The enzyme CMP-N-acetylneuraminic acid hydroxylase (CMAH) is responsible for the synthesis of N-glycolylneuraminic acid (Neu5Gc), a sialic acid present on the cell surface proteins of most deuterostomes. The CMAH gene is thought to be present in most deuterostomes, but it has been inactivated in a number of lineages, including humans. The inability of humans to synthesize Neu5Gc has had several evolutionary and biomedical implications. Remarkably, Neu5Gc is a xenoantigen for humans, and consumption of Neu5Gc-containing foods, such as red meats, may promote inflammation, arthritis and cancer. Likewise, xenotransplantation of organs producing Neu5Gc can result in inflammation and organ rejection. Therefore, knowing what animal species contain a functional CMAH gene, and are thus capable of endogenous Neu5Gc synthesis, has potentially far-reaching implications. In addition to humans, other lineages are known, or suspected, to have lost CMAH; however, to date reports of absent and pseudogenic CMAH genes are restricted to a handful of species. Here, we analyze all available genomic data for non-deuterostomes, and 322 deuterostome genomes, to ascertain the phylogenetic distribution of CMAH. Among non-deuterostomes, we found CMAH homologs in two green algae and a few prokaryotes.

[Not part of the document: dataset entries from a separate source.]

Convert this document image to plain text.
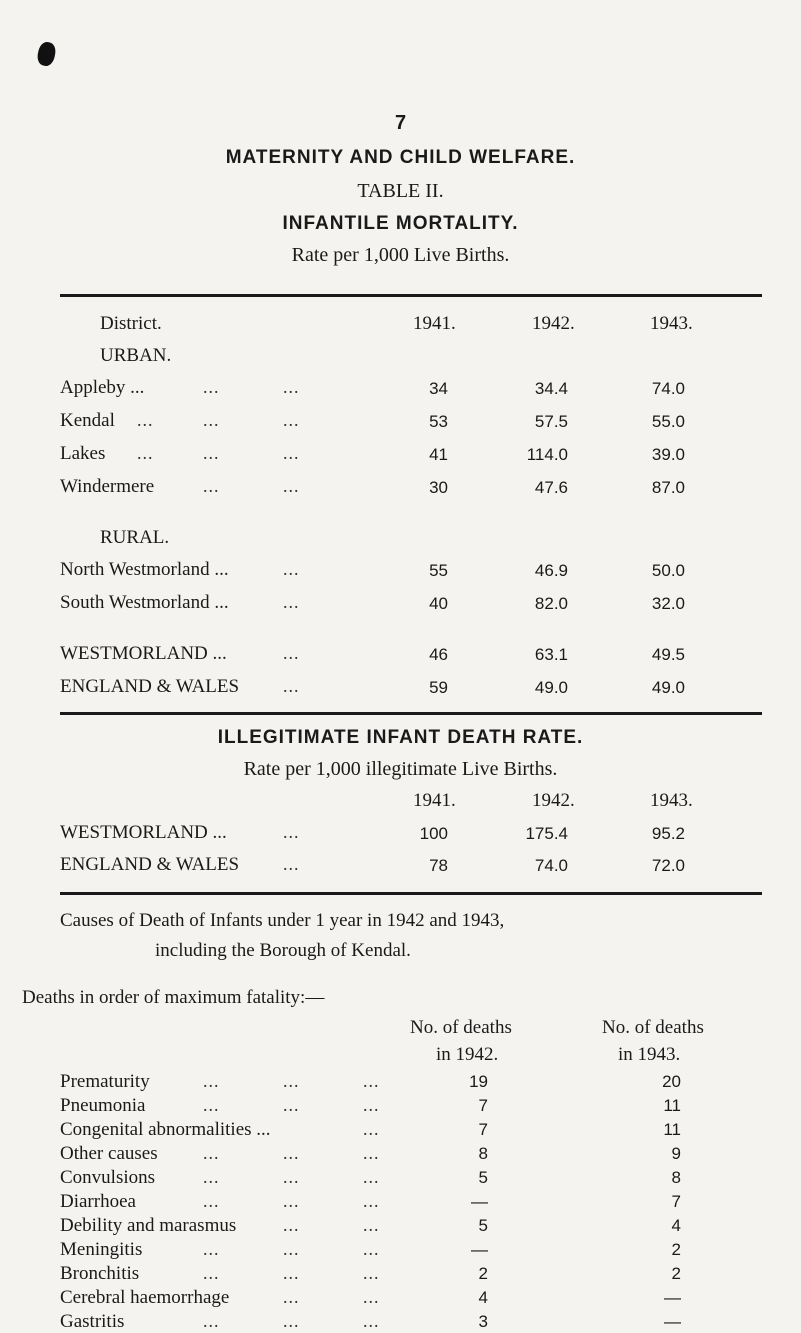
7
MATERNITY AND CHILD WELFARE.
TABLE II.
INFANTILE MORTALITY.
Rate per 1,000 Live Births.
District.	1941.	1942.	1943.
URBAN.
Appleby ...	...	...	34	34.4	74.0
Kendal ...	...	...	53	57.5	55.0
Lakes ...	...	...	41	114.0	39.0
Windermere	...	...	30	47.6	87.0
RURAL.
North Westmorland ...	...	55	46.9	50.0
South Westmorland ...	...	40	82.0	32.0
WESTMORLAND ...	...	46	63.1	49.5
ENGLAND & WALES ...	59	49.0	49.0
ILLEGITIMATE INFANT DEATH RATE.
Rate per 1,000 illegitimate Live Births.
1941.	1942.	1943.
WESTMORLAND ...	...	100	175.4	95.2
ENGLAND & WALES ...	78	74.0	72.0
Causes of Death of Infants under 1 year in 1942 and 1943,
including the Borough of Kendal.
Deaths in order of maximum fatality:—
No. of deaths
in 1942.
No. of deaths
in 1943.
Prematurity	...	...	...	19	20
Pneumonia	...	...	...	7	11
Congenital abnormalities ...	...	7	11
Other causes	...	...	...	8	9
Convulsions	...	...	...	5	8
Diarrhoea	...	...	...	—	7
Debility and marasmus	...	...	5	4
Meningitis	...	...	...	—	2
Bronchitis	...	...	...	2	2
Cerebral haemorrhage	...	...	4	—
Gastritis	...	...	...	3	—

Within deuterostomes, putatively functional CMAH homologs are present in 184 of the studied genomes, and a total of 31 independent gene losses/pseudogenization events were inferred. Our work produces a list of animals inferred to be free from endogenous Neu5Gc based on the absence of CMAH homologs and are thus potential candidates for human consumption, xenotransplantation research, and model organisms for investigation of human diseases.